Eu ainda me incomodo com a loucura de
quem não sabe receber afeto.
(Ita Portugal)
Por que essa ingratidão memorativa? Por que essa desigualdade
evocativa? Estou por concluir que a memória abomina a felicidade. Não cuidamos
dos positivos das lembranças, apenas colecionamos os negativos. Não nos
esforçamos para guardar os bons momentos porque temos a ideia – equivocada – de
que são obrigatórios. Há o entendimento de que normalidade é acumular glória na
vida enquanto a dor é um acidente de percurso. Há a convicção de que a alegria
é uma condição natural enquanto a cara fechada é uma exceção (não seria o
contrário?). Predomina em nós a compreensão ingênua da felicidade como
facilidade e da tristeza como dificuldade. Ser feliz seria simples e ser triste
consistiria numa tremenda injustiça. Uma noção do mundo em linha reta, de amor
em abundância, provocando o desperdício constante e perigoso. Não preservamos
as delicadezas, assim como não economizamos água, já que ela verte com
ligeireza pela torneira da residência. Não poupamos as cenas comoventes, assim
como não economizamos luz, já que ela depende de um clique para clarear as
paredes. Não embrulhamos a ternura, esnobamos. Parece que é um dever recebê-la,
que nossa companhia precisa nos oferecer sempre o cotidiano mais precioso.
Devoramos um bolinho de chuva pensando no próximo. Beijamos a boca de nossa
mulher cobiçando o segundo, o terceiro e o quarto beijo. O que é ruim é solene.

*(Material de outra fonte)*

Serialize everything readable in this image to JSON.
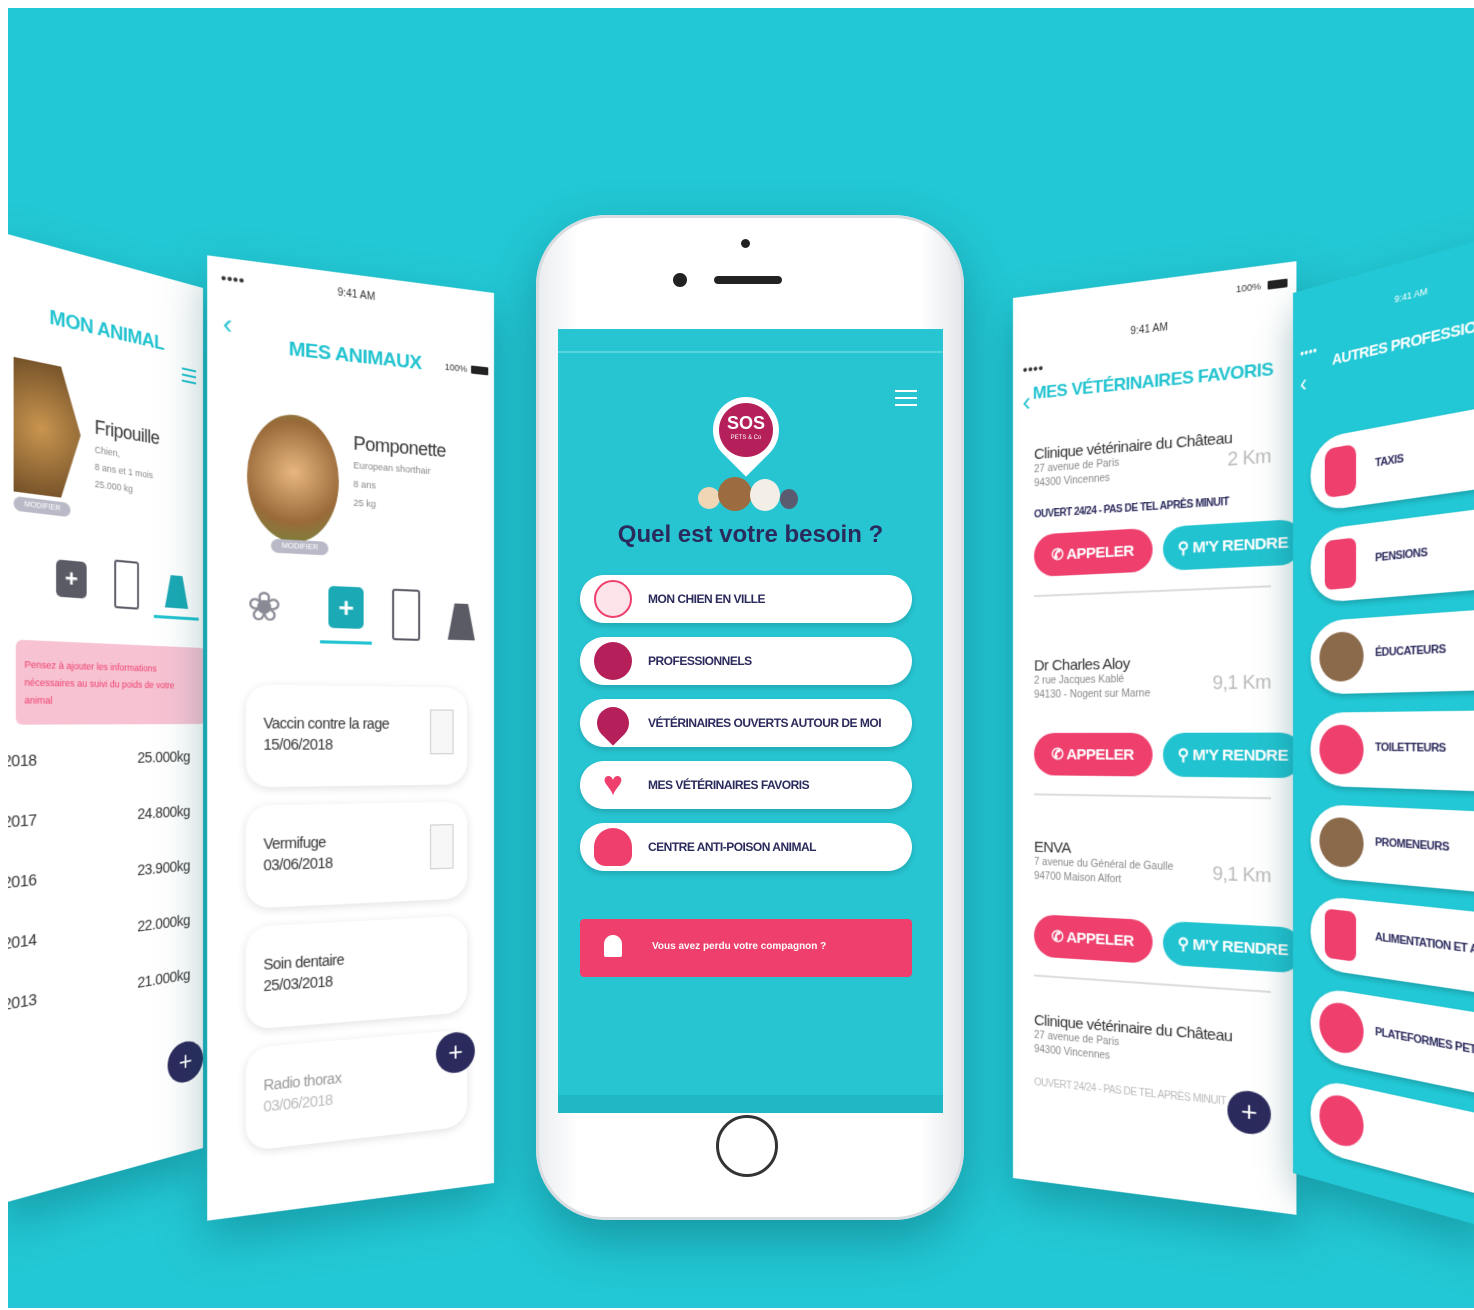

O que é bom é descartável. A morte se torna mais inesquecível do que o
nascimento. O atrito surge mais consolidado do que o primeiro encontro. A
ruptura se destaca diante dos acordes iniciais da amizade. Temos amnésia da
leveza, pois deduzimos que virá mais e mais no dia seguinte. Não criamos álbuns
de nossas gargalhadas, mas recortamos as cenas rancorosas e amargas como se
fossem definitivas e esclarecedoras. Somos algozes da felicidade e, ao mesmo
tempo, vítimas da infelicidade.
(Fabrício Carpinejar in Cadê minhas lembranças felizes)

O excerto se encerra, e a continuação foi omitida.